NYIA remains very concerned about NYSID’s actions and any other similar type actions purportedly undertaken to “fix” the coastal marketplace; particularly when no evidence whatsoever exists that the marketplace is not functioning or broken. Furthermore, NYIA strongly cautions against taking steps that, by all measures, could have a harmful effect on availability, affordability and competition. NYSID’s proposal is counterproductive, unnecessary, burdensome and unduly restrictive.

Imposing a 2 percent nonrenewal mandate on insurers is neither good for consumers nor is it good for business. Maintaining a healthy insurance market is as important as the goal of maintaining availability. If insurers are not able to manage their business effectively in the wake of burdensome restrictions, the marketplace most assuredly will tend towards dysfunction. These proposals can and will make the marketplace much worse if implemented. The last thing NYIA members want is for the N.Y. homeowners market to deteriorate causing companies to consider or reconsider whether business in the state is viable. “

NYIA has pledged to work with NYSID and the Temporary Panel on Homeowners Insurance Coverage to ensure that coastal homeowners continue to be fairly and adequately protected while keeping the insurance marketplace competitive.

 IIABNY Lauds Initiative

DEWITT, N.Y.—The Independent Insurance Agents & Brokers of New York commended the New York Insurance Department for taking steps to address homeowners market problems in the New York City metro area. The group called the actions an “important first step” toward solving availability and affordability problems in the state’s coastal areas.

According to IIABNY, for several years, New York State licensed insurance companies have restricted the amounts of homeowners insurance they will provide in the coastal areas, particularly eastern Long Island. These restrictions arose out of concern for potentially catastrophic losses should a hurricane strike. Consequently, homeowners have been forced to obtain coverage from unregulated companies or from a market of last resort. According to figures provided by the Excess Line Association of New York, non-licensed companies wrote 16,000 homeowners policies in 2009, up from 4,400 in 2005 (the year of Hurricane Katrina) and 3,300 in 2000. One out of every five dwellings insured by the New York Property Insurance Underwriting Association (the state’s market for property owners when no insurance companies will provide coverage voluntarily) is on Long Island. More than one-quarter of them are in Suffolk County. “These proposals from the NYISD are an important first step to restoring a healthy homeowners insurance market for the state’s coastal areas,” said Thomas J. Crowley of Maran Corporate Risk Associates in Southampton and IIABNY’s secretary-treasurer. “We appreciate the department’s efforts on this issue and look forward to working with them and our insurance company partners to ensure a vibrant and competitive market for homeowners near the ocean.”

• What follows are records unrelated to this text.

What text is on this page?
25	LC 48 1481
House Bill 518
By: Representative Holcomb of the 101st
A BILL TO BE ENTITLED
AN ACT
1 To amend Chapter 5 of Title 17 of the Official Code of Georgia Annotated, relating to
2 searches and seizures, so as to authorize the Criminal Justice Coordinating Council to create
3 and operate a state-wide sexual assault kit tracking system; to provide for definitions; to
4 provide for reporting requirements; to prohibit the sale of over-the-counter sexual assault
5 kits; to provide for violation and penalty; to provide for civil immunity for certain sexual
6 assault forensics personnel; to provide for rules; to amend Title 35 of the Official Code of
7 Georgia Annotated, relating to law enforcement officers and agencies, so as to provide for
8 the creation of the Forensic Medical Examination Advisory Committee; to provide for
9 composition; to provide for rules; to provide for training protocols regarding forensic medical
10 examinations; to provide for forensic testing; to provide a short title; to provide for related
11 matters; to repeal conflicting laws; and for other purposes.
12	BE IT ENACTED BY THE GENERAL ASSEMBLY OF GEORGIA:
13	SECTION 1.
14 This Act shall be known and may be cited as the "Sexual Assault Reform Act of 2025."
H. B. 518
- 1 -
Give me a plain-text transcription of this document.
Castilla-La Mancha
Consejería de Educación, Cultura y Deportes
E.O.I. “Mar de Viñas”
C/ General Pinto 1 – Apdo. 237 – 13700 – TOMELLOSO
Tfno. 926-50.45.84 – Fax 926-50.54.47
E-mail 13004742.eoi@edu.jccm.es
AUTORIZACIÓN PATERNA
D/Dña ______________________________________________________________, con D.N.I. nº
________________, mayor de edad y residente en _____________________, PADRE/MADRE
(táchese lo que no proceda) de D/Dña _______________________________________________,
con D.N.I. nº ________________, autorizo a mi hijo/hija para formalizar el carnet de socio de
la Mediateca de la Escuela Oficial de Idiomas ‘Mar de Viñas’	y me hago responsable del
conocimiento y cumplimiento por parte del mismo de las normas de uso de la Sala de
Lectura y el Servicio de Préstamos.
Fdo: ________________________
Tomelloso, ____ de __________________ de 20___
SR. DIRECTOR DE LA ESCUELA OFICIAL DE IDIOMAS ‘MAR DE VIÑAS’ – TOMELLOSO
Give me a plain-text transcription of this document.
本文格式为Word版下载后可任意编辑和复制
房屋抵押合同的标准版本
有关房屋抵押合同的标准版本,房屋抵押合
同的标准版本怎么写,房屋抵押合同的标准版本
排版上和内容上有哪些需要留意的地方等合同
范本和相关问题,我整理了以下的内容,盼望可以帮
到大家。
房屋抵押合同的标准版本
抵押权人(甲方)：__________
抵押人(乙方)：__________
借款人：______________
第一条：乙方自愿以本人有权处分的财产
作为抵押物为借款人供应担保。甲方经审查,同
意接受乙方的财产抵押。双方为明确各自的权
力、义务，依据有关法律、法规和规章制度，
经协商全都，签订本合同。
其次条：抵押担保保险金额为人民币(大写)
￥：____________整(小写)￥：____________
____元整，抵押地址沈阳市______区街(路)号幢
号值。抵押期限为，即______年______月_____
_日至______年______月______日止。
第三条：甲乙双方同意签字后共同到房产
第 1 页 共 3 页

The troubled market in the coastal areas has long been a concern of IIABNY’s member insurance producers. The group has called for market reforms each of the past several years in its legislative agenda. IIABNY representatives attended a May 10 meeting in Albany with industry leaders and the chairs of the New York Assembly and Senate insurance committees to discuss potential solutions.

The department has said that it is accepting comments on the draft regulations through Oct. 8. The regulations must still go through formal publication and comment periods before they can take effect.